Mamá habría venido. Sin pensarlo dos veces. Ella... bueno, ella siempre tenía respuestas para todo. Y ahora, yo tenía todo menos respuestas. Ni siquiera tenía a mamá. Tal vez eso era lo peor.
Suspiré, pateando una piedra pequeña y viendo cómo rebotaba sobre las escaleras de mármol, perdiéndose de vista. "Vamos, Mary. Entra o vuelve a tu maravilloso apartamento vacío a no hacer nada productivo", me dije a mí misma con el sarcasmo habitual. No, en realidad, la iglesia era lo único que me quedaba. Mi último recurso, mi último intento de no hundirme más.
Si esto falla, ya no sé qué voy a hacer.
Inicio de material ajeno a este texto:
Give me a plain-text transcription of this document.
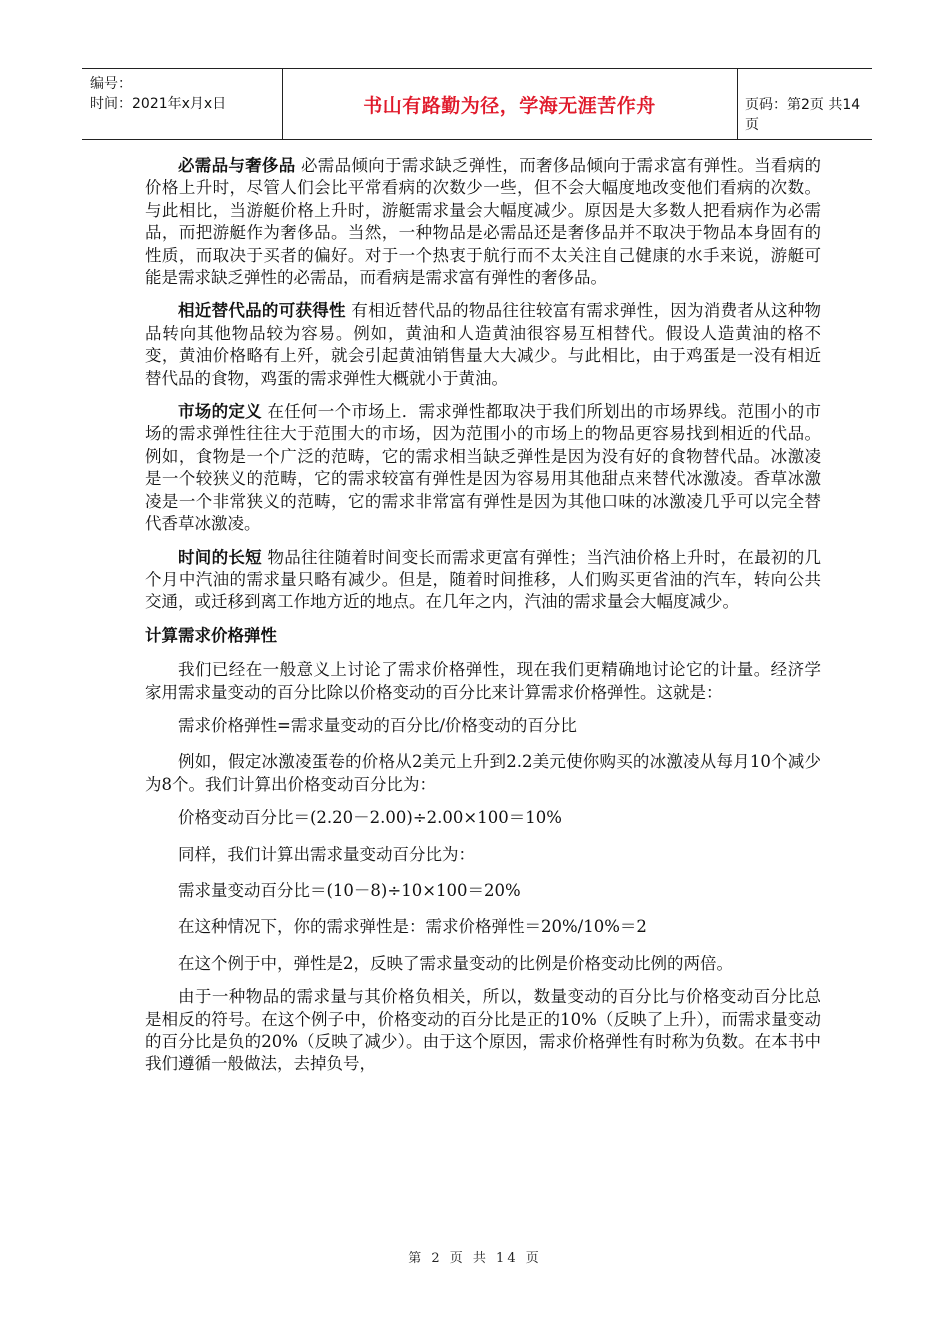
编号：
时间：2021年x月x日	书山有路勤为径，学海无涯苦作舟	页码：第2页 共14页

必需品与奢侈品 必需品倾向于需求缺乏弹性，而奢侈品倾向于需求富有弹性。当看病的价格上升时，尽管人们会比平常看病的次数少一些，但不会大幅度地改变他们看病的次数。与此相比，当游艇价格上升时，游艇需求量会大幅度减少。原因是大多数人把看病作为必需品，而把游艇作为奢侈品。当然，一种物品是必需品还是奢侈品并不取决于物品本身固有的性质，而取决于买者的偏好。对于一个热衷于航行而不太关注自己健康的水手来说，游艇可能是需求缺乏弹性的必需品，而看病是需求富有弹性的奢侈品。

相近替代品的可获得性 有相近替代品的物品往往较富有需求弹性，因为消费者从这种物品转向其他物品较为容易。例如，黄油和人造黄油很容易互相替代。假设人造黄油的格不变，黄油价格略有上歼，就会引起黄油销售量大大减少。与此相比，由于鸡蛋是一没有相近替代品的食物，鸡蛋的需求弹性大概就小于黄油。

市场的定义 在任何一个市场上．需求弹性都取决于我们所划出的市场界线。范围小的市场的需求弹性往往大于范围大的市场，因为范围小的市场上的物品更容易找到相近的代品。例如，食物是一个广泛的范畴，它的需求相当缺乏弹性是因为没有好的食物替代品。冰激凌是一个较狭义的范畴，它的需求较富有弹性是因为容易用其他甜点来替代冰激凌。香草冰激凌是一个非常狭义的范畴，它的需求非常富有弹性是因为其他口味的冰激凌几乎可以完全替代香草冰激凌。

时间的长短 物品往往随着时间变长而需求更富有弹性；当汽油价格上升时，在最初的几个月中汽油的需求量只略有减少。但是，随着时间推移，人们购买更省油的汽车，转向公共交通，或迁移到离工作地方近的地点。在几年之内，汽油的需求量会大幅度减少。

计算需求价格弹性

我们已经在一般意义上讨论了需求价格弹性，现在我们更精确地讨论它的计量。经济学家用需求量变动的百分比除以价格变动的百分比来计算需求价格弹性。这就是：

需求价格弹性=需求量变动的百分比/价格变动的百分比

例如，假定冰激凌蛋卷的价格从2美元上升到2.2美元使你购买的冰激凌从每月10个减少为8个。我们计算出价格变动百分比为：

价格变动百分比＝(2.20－2.00)÷2.00×100＝10%

同样，我们计算出需求量变动百分比为：

需求量变动百分比＝(10－8)÷10×100＝20%

在这种情况下，你的需求弹性是：需求价格弹性＝20%/10%＝2

在这个例于中，弹性是2，反映了需求量变动的比例是价格变动比例的两倍。

由于一种物品的需求量与其价格负相关，所以，数量变动的百分比与价格变动百分比总是相反的符号。在这个例子中，价格变动的百分比是正的10%（反映了上升），而需求量变动的百分比是负的20%（反映了减少）。由于这个原因，需求价格弹性有时称为负数。在本书中我们遵循一般做法，去掉负号，

第 2 页 共 14 页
Me encogí bajo la enorme sombra del edificio. Mamá siempre decía que la iglesia tenía respuestas. Lo decía con esa fe ciega que solo alguien como ella podía tener. Me preguntaba si, si entraba, me sentiría un poco más cerca de ella. O si todo lo que sentiría sería el eco de mis propios pasos vacíos.
Mi mano se movió hacia la puerta, pero la retiré rápidamente. Parte de mí seguía pensando que no debería estar aquí. No tenía sentido. ¿Qué me iba a decir un cura que no hubiera oído ya? "Perdona tus pecados, redímate en el Señor" o algo así. Y ni siquiera era tan religiosa. Quiero decir, lo era... antes. Antes de que mamá muriera. Después de eso, Dios y yo tuvimos una especie de ruptura no oficial. Dejamos de hablarnos. Aunque, para ser honesta, creo que fue más una decisión unilateral.
Miré una vez más hacia la puerta y me imaginé a mamá entrando, con su rosario en mano, susurrando oraciones para cualquiera que estuviera dispuesto a escuchar. Si alguien debía estar aquí, era ella. Pero no lo estaba. Y no iba a estarlo nunca más.
Entonces, sin pensar demasiado, porque pensar demasiado es lo que me había mantenido en el mismo lugar los últimos veinte minutos, empujé la puerta. Era sorprendentemente ligera para algo que parecía tan imponente. Al otro lado, el aire era fresco, casi como si fuera de otro mundo, lleno de ese olor a incienso que siempre me recordaba los domingos de mi infancia.
No había nadie en las bancas. No había ruido. Ni siquiera un murmullo. "Claro", pensé. "La típica iglesia vacía, como en una película de terror. Solo falta la música dramática de fondo."
Y entonces lo vi. El confesionario. Oscuro, discreto, como si estuviera esperándome. Ahí, en una esquina. Siempre había pensado que el confesionario era un lugar un poco extraño. Como si esconderse en un cubículo pudiera borrar mágicamente todo lo que habías hecho. Pero aquí estaba, considerando hacer exactamente eso.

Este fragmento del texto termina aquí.